Em noite dedicada às descobertas e ao futuro da canção italiana, Gianluca Gazzoli fez sua estreia no palco do Teatro Ariston para apresentar a primeira semifinal das Nuove Proposte no Sanremo 2026. Vestido com um elegante smoking preto e uma jaqueta de veludo que sugeria tanto classicismo quanto contemporaneidade, Gazzoli entrou em cena com a leve inquietude de quem sente o pulso do público e o eco cultural do momento. “Que emoção”, comentou ao subir ao palco — uma fala curta, mas que funcionou como legenda para um instante carregado de significado.
Apresentado pelos anfitriões Carlo Conti e Laura Pausini, Gazzoli desceu a icônica escadaria do Ariston acompanhado pelos jovens artistas em competição: Blind, El Ma & Soniko, Angelica Bove, Nicolò Filippucci e Mazzariello. A sequência visual — a escadaria, as luzes, os rostos novos — foi quase uma mise-en-scène que expôs o festival como um espelho do nosso tempo: em cena, as narrativas individuais desses artistas dialogam com as ansiedades e as esperanças de uma geração.

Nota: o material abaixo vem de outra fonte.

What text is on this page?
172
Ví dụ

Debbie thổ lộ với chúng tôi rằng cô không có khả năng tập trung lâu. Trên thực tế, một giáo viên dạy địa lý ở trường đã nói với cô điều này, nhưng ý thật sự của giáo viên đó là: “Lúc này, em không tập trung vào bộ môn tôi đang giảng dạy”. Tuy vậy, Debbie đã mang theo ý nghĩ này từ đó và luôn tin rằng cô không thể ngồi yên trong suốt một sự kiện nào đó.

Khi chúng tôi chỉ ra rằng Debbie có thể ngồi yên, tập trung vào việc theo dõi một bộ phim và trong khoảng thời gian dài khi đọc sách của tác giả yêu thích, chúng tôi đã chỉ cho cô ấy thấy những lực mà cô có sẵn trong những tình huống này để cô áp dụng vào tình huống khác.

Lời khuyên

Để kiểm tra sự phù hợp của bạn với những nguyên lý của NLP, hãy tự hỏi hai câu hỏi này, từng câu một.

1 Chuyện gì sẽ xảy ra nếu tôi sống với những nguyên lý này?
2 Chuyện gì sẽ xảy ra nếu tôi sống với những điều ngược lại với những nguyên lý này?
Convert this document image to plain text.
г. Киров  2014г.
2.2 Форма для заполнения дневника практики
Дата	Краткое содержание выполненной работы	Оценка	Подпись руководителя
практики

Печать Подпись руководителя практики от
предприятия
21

Não se trata de um começo absoluto para Gazzoli: o apresentador já é uma figura estabelecida como podcaster, locutor de rádio e personalidade televisiva, além de ter comandado o programa Sanremo Giovani na Rai 2 — o talent que selecionou dois dos semifinalistas desta noite. Os outros dois concorrentes chegaram através do circuito tradicional da Area Sanremo, lembrando que, mesmo em tempos de algoritmos, as rotas institucionais e os palcos locais continuam decisivos.
O que torna essa passagem significativa vai além do protocolo: a presença de Gazzoli no Ariston é um pequeno reframe do roteiro do festival — uma ponte entre as sonoridades emergentes e a cena mainstream que o evento representa. Em sua postura, havia a precisão de um host que conhece a cadência das emoções ao vivo e a curiosidade de quem, como crítico silencioso, observa a performance social que o espetáculo desenha.
No contexto mais amplo, a semifinal das Nuove Proposte funciona como laboratório de tendências. Os cinco nomes apresentados remontam a diferentes geografias simbólicas da música italiana contemporânea — do urbano ao acústico, da tradição local a influências globais — e, ao serem introduzidos por uma figura que transitou por rádio, podcast e TV, a mensagem é clara: a indústria procura integrar canais e linguagens para encontrar novos públicos.
Para quem assiste, a sensação é de estar diante de um roteiro oculto da sociedade onde cada artista, mesmo em poucas notas, dá pistas sobre memórias coletivas, identidades em mutação e a semiótica do viral. Gazzoli, com seu smoking de veludo, foi mais do que um apresentador: tornou-se um símbolo efêmero desse encontro entre tradição e renovação.
Enquanto o festival segue, o olhar se volta para esses nomes novos, que têm diante de si o desafio de transformar a breve exposição em trajetória. E para o público e os observadores culturais, a estreia de Gianluca Gazzoli no Ariston é lembrança de que, no grande espelho do Sanremo 2026, cada gesto cênico ressoa como um eco de transformação — a música, afinal, continua a escrever o roteiro coletivo.